Development and Implementation of a Comprehensive Evaluation Plan: the Cornerstone for Centers for Interprofessional Practice and Education
Rigorous evaluations of interprofessional education (IPE) initiatives across the learning continuum are needed. The recently published Guidance on Developing Quality Interprofessional Education for the Health Professions endorses the requirement for a “coordinated strategy for assessing learners on their development and mastery of interprofessional collaborative competencies”. It also notes that it is “critical to monitor and evaluate the process of IPE plan implementation”. However, consistent models or strategies for assessing the collective impact of IPE programs relative to the overall effectiveness of an IPE Center are lacking. This lack of systematic evaluation grounded in a theoretical framework limits the ability to determine a Center’s overall impact.
The conference theme ‘Quality Interprofessional Education and Accreditation’ will be addressed through sharing one Center’s systematic process for creating a comprehensive evaluation plan. Participants will engage in this process so they are equipped to replicate it at their home institution. Evaluation planning engages the faculty and staff coordinating each individual IPE program with evaluation experts and an IPE evaluation committee with collective expertise in assessment pedagogy and research design. The outputs of this process, a program-specific logic model and evaluation plan ,provide the framework for a proactive, systematic longitudinal program evaluation to replace those that are reactive, guided by faculty or student interests, and may vary from year to year.
An overarching logic model guides the Center’s implementation and evaluation of all IPE programs, measuring the impact of the Center on matriculation, collaborative practice behaviors during training and following graduation, and benefits to the community. This information can also be used by individual healthcare professions’ programs as they seek assessment data to report to their accrediting bodies.
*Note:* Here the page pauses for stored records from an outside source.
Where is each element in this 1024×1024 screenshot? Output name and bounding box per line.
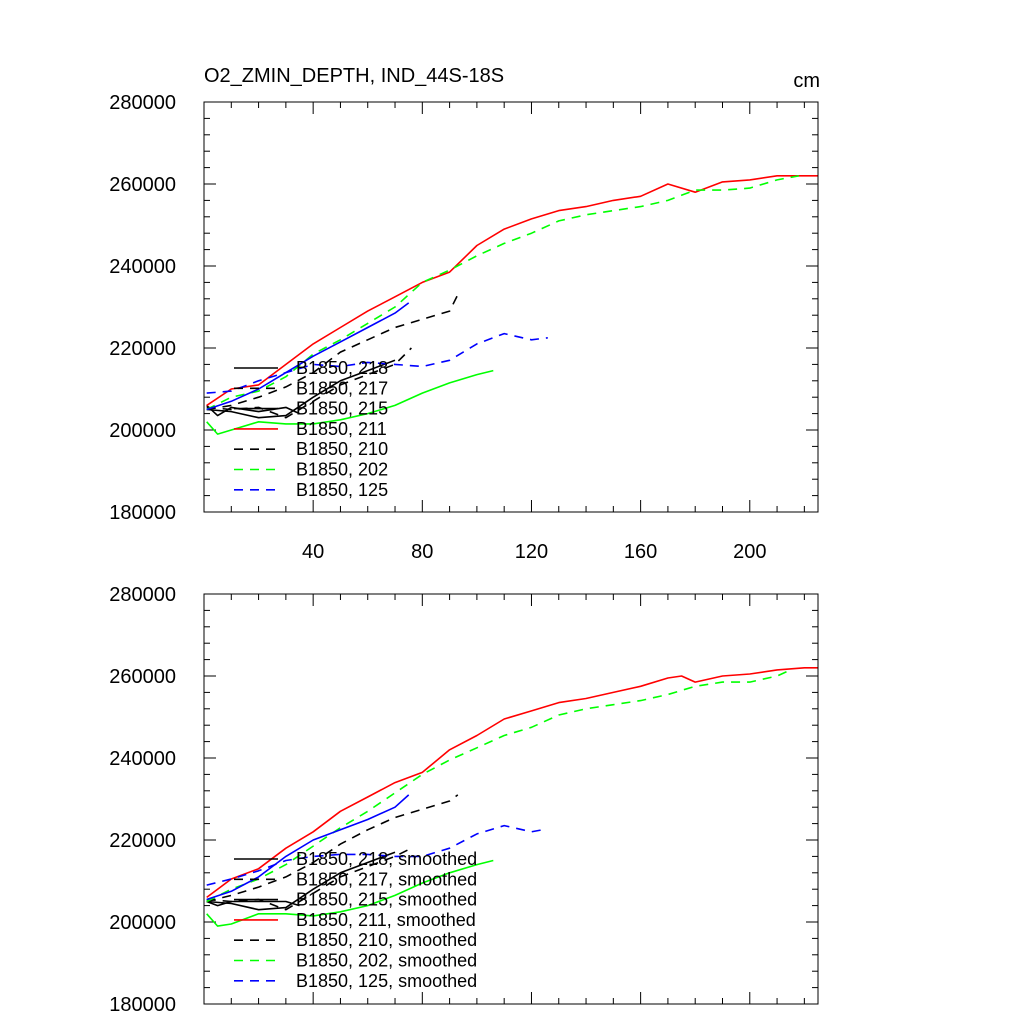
y-tick-label: 260000 <box>109 666 176 688</box>
series-line-b1850-210 <box>206 294 459 411</box>
series-line-unlabeled-7 <box>206 302 410 411</box>
top-plot-area: 180000 200000 220000 240000 260000 280000 40 80… <box>109 92 818 563</box>
legend-label: B1850, 215 <box>296 399 388 419</box>
legend-label: B1850, 218, smoothed <box>296 849 477 869</box>
legend-label: B1850, 210 <box>296 439 388 459</box>
x-tick-label: 200 <box>733 541 766 563</box>
legend-label: B1850, 202, smoothed <box>296 951 477 971</box>
series-line-b1850-215-smoothed <box>206 900 300 907</box>
y-tick-label: 240000 <box>109 748 176 770</box>
legend-label: B1850, 217, smoothed <box>296 869 477 889</box>
series-line-b1850-218-smoothed <box>206 851 396 911</box>
series-line-b1850-202 <box>206 175 800 411</box>
x-tick-label: 120 <box>515 541 548 563</box>
legend-label: B1850, 215, smoothed <box>296 890 477 910</box>
series-line-b1850-211 <box>206 175 818 407</box>
bottom-plot-area: 180000 200000 220000 240000 260000 280000 B185… <box>109 584 818 1016</box>
series-line-b1850-125 <box>206 332 548 394</box>
series-line-b1850-210-smoothed <box>206 794 459 903</box>
y-tick-label: 200000 <box>109 420 176 442</box>
x-tick-label: 160 <box>624 541 657 563</box>
legend-label: B1850, 125, smoothed <box>296 971 477 991</box>
y-tick-label: 280000 <box>109 92 176 114</box>
series-line-b1850-202-smoothed <box>206 669 792 903</box>
y-tick-label: 200000 <box>109 912 176 934</box>
legend-label: B1850, 218 <box>296 358 388 378</box>
y-tick-label: 280000 <box>109 584 176 606</box>
units-label: cm <box>793 70 820 92</box>
legend-label: B1850, 211 <box>296 419 387 439</box>
y-tick-label: 220000 <box>109 830 176 852</box>
series-line-b1850-211-smoothed <box>206 666 818 899</box>
y-tick-label: 240000 <box>109 256 176 278</box>
series-line-b1850-125-smoothed <box>206 824 543 886</box>
x-tick-label: 40 <box>302 541 324 563</box>
y-tick-label: 220000 <box>109 338 176 360</box>
series-line-b1850-218 <box>206 359 396 419</box>
y-tick-label: 260000 <box>109 174 176 196</box>
legend-label: B1850, 210, smoothed <box>296 930 477 950</box>
bottom-chart-panel: 180000 200000 220000 240000 260000 280000 B185… <box>109 584 819 1016</box>
chart-title: O2_ZMIN_DEPTH, IND_44S-18S <box>204 65 504 87</box>
legend-label: B1850, 217 <box>296 378 388 398</box>
series-line-unlabeled-8 <box>206 859 494 927</box>
y-tick-label: 180000 <box>109 994 176 1016</box>
top-chart-panel: O2_ZMIN_DEPTH, IND_44S-18S cm 180000 2000… <box>109 65 820 563</box>
series-line-unlabeled-8 <box>206 369 494 435</box>
legend-label: B1850, 125 <box>296 480 388 500</box>
y-tick-label: 180000 <box>109 502 176 524</box>
legend-label: B1850, 211, smoothed <box>296 910 476 930</box>
top-plot-frame <box>203 101 819 513</box>
legend-label: B1850, 202 <box>296 460 388 480</box>
series-line-b1850-215 <box>206 404 300 417</box>
x-tick-label: 80 <box>411 541 433 563</box>
bottom-plot-frame <box>203 593 819 1005</box>
series-line-unlabeled-7 <box>206 794 410 901</box>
Further, it can assist in securing both institutional and philanthropic funding of continued and emerging IPE programs and other center initiatives.
The workshop sequence will include a 15-minute background/overview describing the rationale for developing a systematic evaluation process for IPE programs, inclusive of a description of the types of evaluation tools recommended in the Guidance document, and logic model development. A 30-minute guided activity will follow where individuals at each table will share an IPE activity at their institution; the table will select one activity for which to create a sample logic model. Ten minutes of discussion of how individual logic models tie into a comprehensive logic model for a Center will follow. The hour will conclude with 5 minutes of Q&A. Active learning strategies will include individual reflection on where participants’ institution are relative to individual and Center-wide evaluation planning and where they wish to be; think/pair/share relative to the development of a logic model; and open discussion/Q&A.
1. Differentiation between formative and summative evaluation approaches
2. Identification of data collection strategies for evaluating IPE programs
3. Description of how program-specific evaluation plans contribute to an IPE Center’s overall evaluation plan (i.e., collective programming)
4. Development of a program-specific logic model to guide evaluation planning.